We have run the system on a single box, with the loopback interface configured for multicast. The bigger issue with a single box is CPU usage. For an ultra-low latency deployment, we spin on CPUs and use CPU affinity. This does not work well if there are insufficient cores. We have therefore developed an epoll based bus that is CPU efficient. This is now a configuration option when starting the bus. We still have some minor changes to do here, but essentially this works. This is also a more sensible option for an AWS deployment.
Do you have benchmarks that include one-to-one, one-to-many, many-to-many communication for different system configurations?
We can provide these. We have not measured every permutation yet. We use multicast, and so the number of consumers makes no difference.
The interesting measurement will be the impact to outliers when multiple consumers concurrently recover missed messages.
I understand that to achieve best performance you use “active wait” in your processes and specialized network hardware. Is there a way to use “passive wait” (e.g. standard select/poll I/O wait) when ultra-low-latency is not a requirement and we want to make efficient use of hardware infrastructure? What does performance look like in this case?
We have just recently developed this for the Sequencer. There is still some work for this to be added to the node. We use “epoll”. Benchmarking is pending.
How would the middleware be deployed on hybrid infrastructure that includes physical infrastructure (e.g. co-located hardware) as well as virtual infrastructure (cloud) and dedicated network links in between?
This could be achieved using VPN, and TCP bridges. The system would need to be tuned differently, eg resend timeouts would need to be increased for publishers.
What “communication paradigms” does your middleware support? (e.g. pub/sub, request/reply, message queues, etc.)?
The paradigm is pub-sub over reliable multicast. There is a single recoverable “event stream” for all consumers. There are therefore no message queues. A consuming application, upon start-up can recover the event stream from a given sequence number, and is notified when recovery is complete and real-time messages are now flowing. We have topic filtering, to prevent applications from receiving messages that are not of interest. An application level request-response protocol can be implemented. As mentioned there are no message queues per consumer. The recoverable event stream could be considered as a single message queue for all consumers.

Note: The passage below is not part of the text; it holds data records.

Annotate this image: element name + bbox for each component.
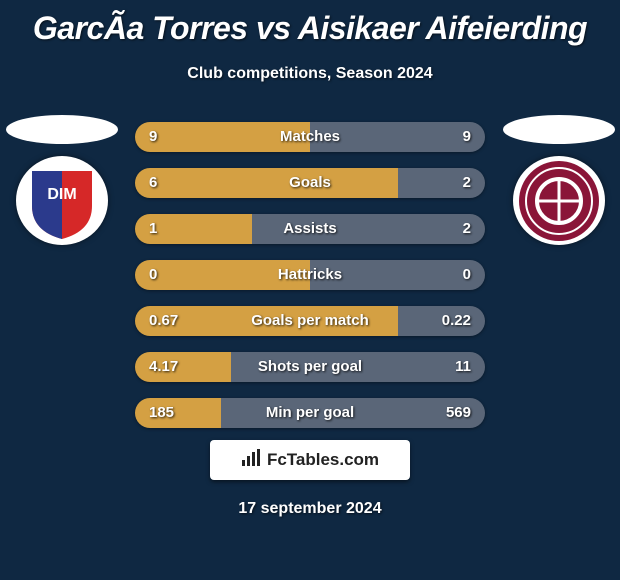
stat-label: Hattricks — [135, 260, 485, 290]
stat-row: Matches9 9 — [135, 122, 485, 152]
stat-label: Assists — [135, 214, 485, 244]
stat-row: Hattricks0 0 — [135, 260, 485, 290]
footer-date: 17 september 2024 — [0, 500, 620, 518]
comparison-subtitle: Club competitions, Season 2024 — [0, 65, 620, 83]
stat-value-right: 0 — [463, 260, 471, 290]
source-badge: FcTables.com — [210, 440, 410, 480]
stat-value-left: 6 — [149, 168, 157, 198]
svg-text:DIM: DIM — [47, 186, 76, 203]
stat-label: Goals — [135, 168, 485, 198]
stat-value-left: 0.67 — [149, 306, 178, 336]
stat-value-right: 2 — [463, 168, 471, 198]
comparison-title: GarcÃ­a Torres vs Aisikaer Aifeierding — [0, 0, 620, 47]
crest-badge-left: DIM — [16, 156, 108, 245]
stat-value-left: 4.17 — [149, 352, 178, 382]
stat-row: Min per goal185 569 — [135, 398, 485, 428]
stat-value-right: 2 — [463, 214, 471, 244]
team-logo-right-icon — [517, 159, 601, 243]
stat-value-left: 185 — [149, 398, 174, 428]
source-badge-text: FcTables.com — [267, 450, 379, 470]
stat-row: Goals per match0.67 0.22 — [135, 306, 485, 336]
player-left-crest: DIM — [4, 115, 119, 245]
stat-row: Shots per goal4.17 11 — [135, 352, 485, 382]
stat-row: Assists1 2 — [135, 214, 485, 244]
stat-value-right: 9 — [463, 122, 471, 152]
stat-value-left: 0 — [149, 260, 157, 290]
crest-shadow-left — [6, 115, 118, 144]
team-logo-left-icon: DIM — [22, 161, 102, 241]
stat-label: Matches — [135, 122, 485, 152]
chart-icon — [241, 449, 261, 472]
crest-shadow-right — [503, 115, 615, 144]
player-right-crest — [501, 115, 616, 245]
stat-label: Min per goal — [135, 398, 485, 428]
stat-value-left: 1 — [149, 214, 157, 244]
stat-label: Goals per match — [135, 306, 485, 336]
stat-value-right: 0.22 — [442, 306, 471, 336]
stat-value-right: 569 — [446, 398, 471, 428]
stat-value-left: 9 — [149, 122, 157, 152]
crest-badge-right — [513, 156, 605, 245]
stat-row: Goals6 2 — [135, 168, 485, 198]
stat-value-right: 11 — [455, 352, 471, 382]
stat-label: Shots per goal — [135, 352, 485, 382]
stats-container: Matches99Goals62Assists12Hattricks00Goal… — [135, 122, 485, 444]
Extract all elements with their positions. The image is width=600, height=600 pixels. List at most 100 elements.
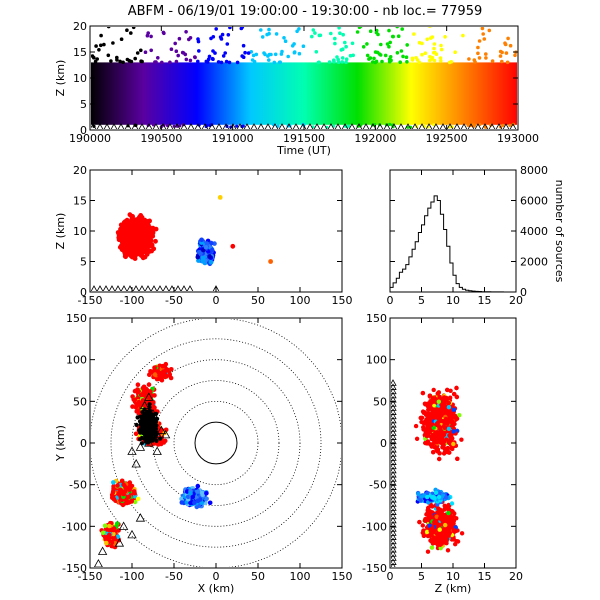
- source-point: [178, 124, 182, 128]
- source-point: [176, 53, 180, 58]
- station-marker: [348, 123, 356, 129]
- source-point: [221, 54, 226, 58]
- source-point: [246, 51, 251, 55]
- source-point: [387, 44, 391, 49]
- source-point: [91, 54, 95, 58]
- y-tick-label: 6000: [520, 195, 548, 208]
- source-point: [484, 56, 488, 60]
- station-marker: [145, 123, 153, 129]
- x-tick-label: 20: [509, 294, 523, 307]
- source-point: [235, 60, 240, 65]
- source-point: [135, 51, 140, 55]
- source-point: [243, 50, 247, 55]
- source-point: [432, 58, 437, 63]
- station-marker: [93, 559, 103, 567]
- source-point: [267, 58, 271, 62]
- y-tick-label: 150: [66, 312, 87, 325]
- source-point: [365, 53, 370, 58]
- source-point: [273, 52, 278, 57]
- source-point: [154, 438, 159, 443]
- source-point: [439, 47, 444, 52]
- station-marker: [481, 123, 489, 129]
- source-point: [395, 51, 400, 55]
- source-point: [144, 413, 149, 418]
- y-tick-label: 20: [73, 164, 87, 177]
- y-axis-label: number of sources: [553, 180, 566, 283]
- source-point: [119, 478, 125, 484]
- source-point: [195, 498, 201, 504]
- source-point: [135, 236, 141, 242]
- source-point: [142, 238, 148, 244]
- station-marker: [131, 459, 141, 468]
- x-tick-label: 0: [213, 570, 220, 583]
- source-point: [134, 422, 139, 427]
- station-marker: [509, 123, 517, 129]
- source-point: [145, 33, 150, 38]
- station-marker: [212, 285, 220, 291]
- y-tick-label: -50: [69, 479, 87, 492]
- source-point: [274, 32, 279, 36]
- source-point: [361, 45, 366, 49]
- source-point: [195, 489, 201, 494]
- source-point: [225, 42, 230, 46]
- source-point: [139, 243, 145, 249]
- station-marker: [138, 285, 146, 291]
- x-tick-label: 0: [387, 294, 394, 307]
- source-point: [283, 39, 288, 43]
- station-marker: [502, 123, 510, 129]
- source-point: [301, 44, 306, 48]
- source-point: [139, 48, 143, 53]
- station-marker: [187, 123, 195, 129]
- source-point: [169, 367, 174, 372]
- source-point: [504, 51, 509, 55]
- station-marker: [397, 123, 405, 129]
- source-point: [227, 60, 232, 65]
- source-point: [344, 60, 348, 65]
- station-marker: [91, 285, 98, 291]
- source-point: [165, 367, 170, 373]
- source-point: [207, 54, 212, 59]
- source-point: [241, 43, 246, 48]
- source-point: [184, 30, 188, 34]
- source-point: [132, 397, 138, 403]
- plot-frame: [89, 317, 343, 569]
- station-marker: [467, 123, 475, 129]
- histogram-bin: [428, 208, 431, 292]
- source-point: [482, 37, 487, 41]
- y-tick-label: 8000: [520, 164, 548, 177]
- station-marker: [173, 123, 181, 129]
- source-point: [95, 57, 99, 61]
- station-marker: [110, 123, 118, 129]
- source-point: [197, 49, 201, 53]
- station-marker: [156, 285, 164, 291]
- source-point: [152, 393, 157, 398]
- source-point: [142, 386, 148, 391]
- source-point: [368, 29, 373, 33]
- source-point: [438, 56, 443, 60]
- source-point: [135, 382, 141, 388]
- source-point: [400, 27, 405, 31]
- station-marker: [390, 123, 398, 129]
- source-point: [332, 59, 336, 64]
- source-point: [252, 59, 257, 64]
- source-point: [127, 487, 132, 493]
- source-point: [207, 500, 213, 506]
- source-point: [340, 60, 345, 64]
- source-point: [143, 50, 148, 54]
- source-point: [134, 249, 140, 255]
- source-point: [139, 435, 144, 441]
- source-point: [152, 365, 157, 371]
- source-point: [149, 48, 153, 53]
- source-point: [142, 407, 147, 412]
- station-marker: [180, 123, 188, 129]
- station-marker: [127, 529, 137, 539]
- source-point: [139, 59, 143, 63]
- source-point: [387, 28, 391, 33]
- station-marker: [327, 123, 335, 129]
- source-point: [318, 33, 323, 38]
- source-point: [137, 402, 142, 408]
- source-point: [422, 401, 428, 406]
- source-point: [262, 51, 266, 55]
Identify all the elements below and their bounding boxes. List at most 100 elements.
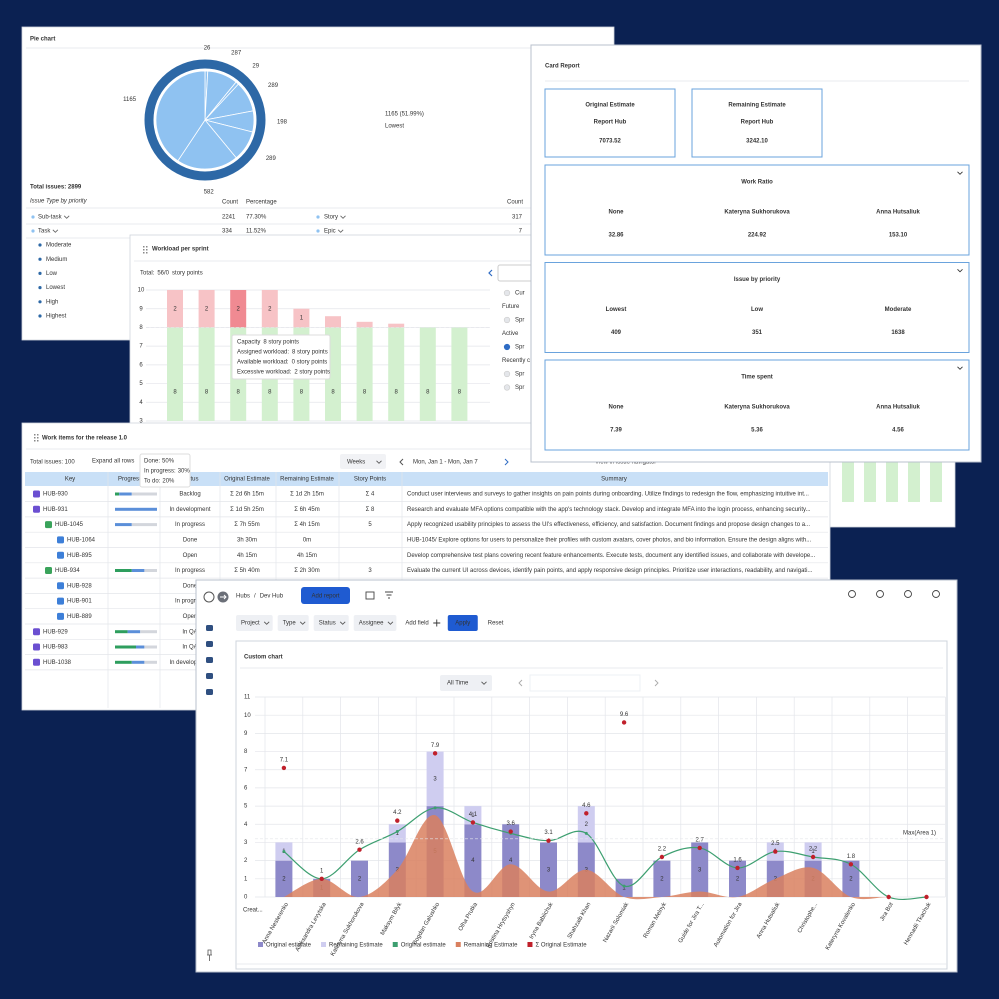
summary: Conduct user interviews and surveys to g… [407, 492, 809, 498]
status: In QA [182, 629, 197, 635]
filter[interactable] [353, 615, 397, 631]
bar [464, 806, 482, 825]
bar [729, 860, 746, 897]
button[interactable] [447, 615, 478, 631]
panel-title: Pie chart [30, 37, 55, 43]
breadcrumb: / [254, 594, 256, 600]
tooltip-value: 8 story points [263, 340, 299, 346]
type-icon [57, 597, 64, 605]
section-value: 5.36 [751, 428, 763, 434]
legend-label: Σ Original Estimate [535, 943, 587, 949]
bar-label: 1 [811, 849, 815, 855]
dot [848, 862, 854, 867]
column-header: Key [65, 477, 75, 483]
button[interactable] [301, 587, 350, 604]
filter-icon [385, 591, 393, 599]
chevron [481, 681, 487, 685]
x-axis-label: Creat... [243, 908, 263, 914]
tool-icon [932, 590, 940, 598]
reset: Reset [488, 621, 504, 627]
progress-segment [115, 492, 120, 496]
bar [451, 327, 468, 421]
type-icon [57, 612, 64, 620]
dot [697, 845, 702, 851]
bar-label: 2 [205, 306, 209, 312]
section-value: 7.39 [610, 428, 622, 434]
summary: Develop comprehensive test plans coverin… [407, 553, 816, 559]
section-value: 1638 [891, 330, 905, 336]
row-count: 334 [222, 229, 233, 235]
pie-slice [177, 119, 237, 170]
bar [540, 842, 557, 897]
nav-arrow [504, 458, 509, 466]
filter[interactable] [277, 615, 309, 631]
dot [546, 838, 551, 843]
bar-label: 8 [458, 390, 462, 396]
issue-key: HUB-928 [67, 583, 92, 589]
summary: Evaluate the current UI across devices, … [407, 568, 813, 574]
dot-label: 1.8 [847, 854, 856, 860]
row-count: 2241 [222, 215, 236, 221]
bar-label: 2 [173, 306, 177, 312]
dot-label: 4.1 [469, 812, 478, 818]
dot [735, 865, 740, 871]
panel-title: Workload per sprint [152, 247, 209, 253]
type-icon [57, 536, 64, 544]
section-value: 32.86 [608, 233, 624, 239]
filter[interactable] [313, 615, 349, 631]
bullet [38, 300, 42, 304]
filter[interactable] [236, 615, 273, 631]
y-tick-label: 3 [244, 840, 248, 846]
dot-label: 3.1 [544, 830, 553, 836]
dot [319, 876, 324, 882]
column-header: Count [507, 200, 523, 206]
area [283, 814, 927, 900]
y-tick-label: 2 [244, 858, 248, 864]
y-tick-label: 6 [139, 362, 143, 368]
slice-label: 29 [252, 63, 259, 69]
table-header [25, 472, 828, 486]
tooltip [231, 334, 331, 380]
status: In progress [175, 599, 205, 605]
priority: Highest [46, 314, 67, 320]
section-label: Low [751, 307, 763, 313]
chevron [337, 229, 344, 233]
bar-label: 3 [547, 867, 551, 873]
issue-key: HUB-931 [43, 507, 68, 513]
bullet [38, 314, 42, 318]
tool-icon [876, 590, 884, 598]
summary: HUB-1045/ Explore options for users to p… [407, 537, 812, 543]
line-point [282, 850, 286, 854]
bar-label: 2 [268, 306, 272, 312]
dot-label: 2.5 [771, 841, 780, 847]
legend-label: Original estimate [266, 943, 312, 949]
bar [351, 860, 368, 897]
estimate-sub: Report Hub [594, 120, 627, 126]
bar [167, 290, 183, 328]
panel-title: Work items for the release 1.0 [42, 436, 128, 442]
type-icon [33, 490, 40, 498]
filter-label: Status [319, 621, 336, 627]
tooltip-value: 30% [178, 469, 191, 475]
estimate-sub: Report Hub [741, 120, 774, 126]
y-tick-label: 8 [139, 325, 143, 331]
chevron [63, 215, 70, 219]
section [544, 262, 970, 353]
tooltip-label: Excessive workload: [237, 370, 292, 376]
bar [356, 321, 373, 328]
drag-handle [34, 434, 39, 442]
tool-icon [848, 590, 856, 598]
dot [584, 811, 589, 816]
bullet [31, 229, 35, 233]
status: Open [183, 553, 198, 559]
row-name: Task [38, 229, 51, 235]
legend-swatch [455, 942, 461, 947]
expand: Expand all rows [92, 459, 134, 465]
dot [924, 894, 929, 900]
section-label: Kateryna Sukhorukova [724, 210, 790, 216]
y-tick-label: 10 [244, 713, 251, 719]
estimate-value: 3242.10 [746, 139, 768, 145]
bar-label: 2 [736, 876, 740, 882]
progress-segment [115, 569, 132, 572]
dropdown[interactable] [440, 675, 492, 691]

What adapters and APIs do you have available, to interface to your middleware? Do the APIs provide a way to define message structures and bind them to native language constructs?
The pub/sub bus “node” has been developed for Linux. The node library is written in C++. A JNI based adapter has been written to provide support for Java applications running on Linux. A .Net Core adapter has been provided for .NET applications running on Linux.
All of these use the same underlying library. Our roadmap includes a native Windows pub/sub node.
The bus provides raw bytes message transfer and is not tied to any specific message marshalling technology. For low latency applications, we use binary fixed-length messages for speed of encoding and decoding. It can just as easily carry Google Protobuf or FIX key-tag pairs.
We consider message marshalling to be a different “layer”, and there is no point in reinventing the wheel or constraining the user to a single technology. If you wish to send and receive xml, you can.
We provide a reliable recoverable stream with totally flexible content.
Can you deploy different buses for different traffic?
These are essentially different event “streams” that are independent from one another.
You can have a pre-trade bus, for various what-if scenarios and distribution of analytics eg market impact of average price due to a large order.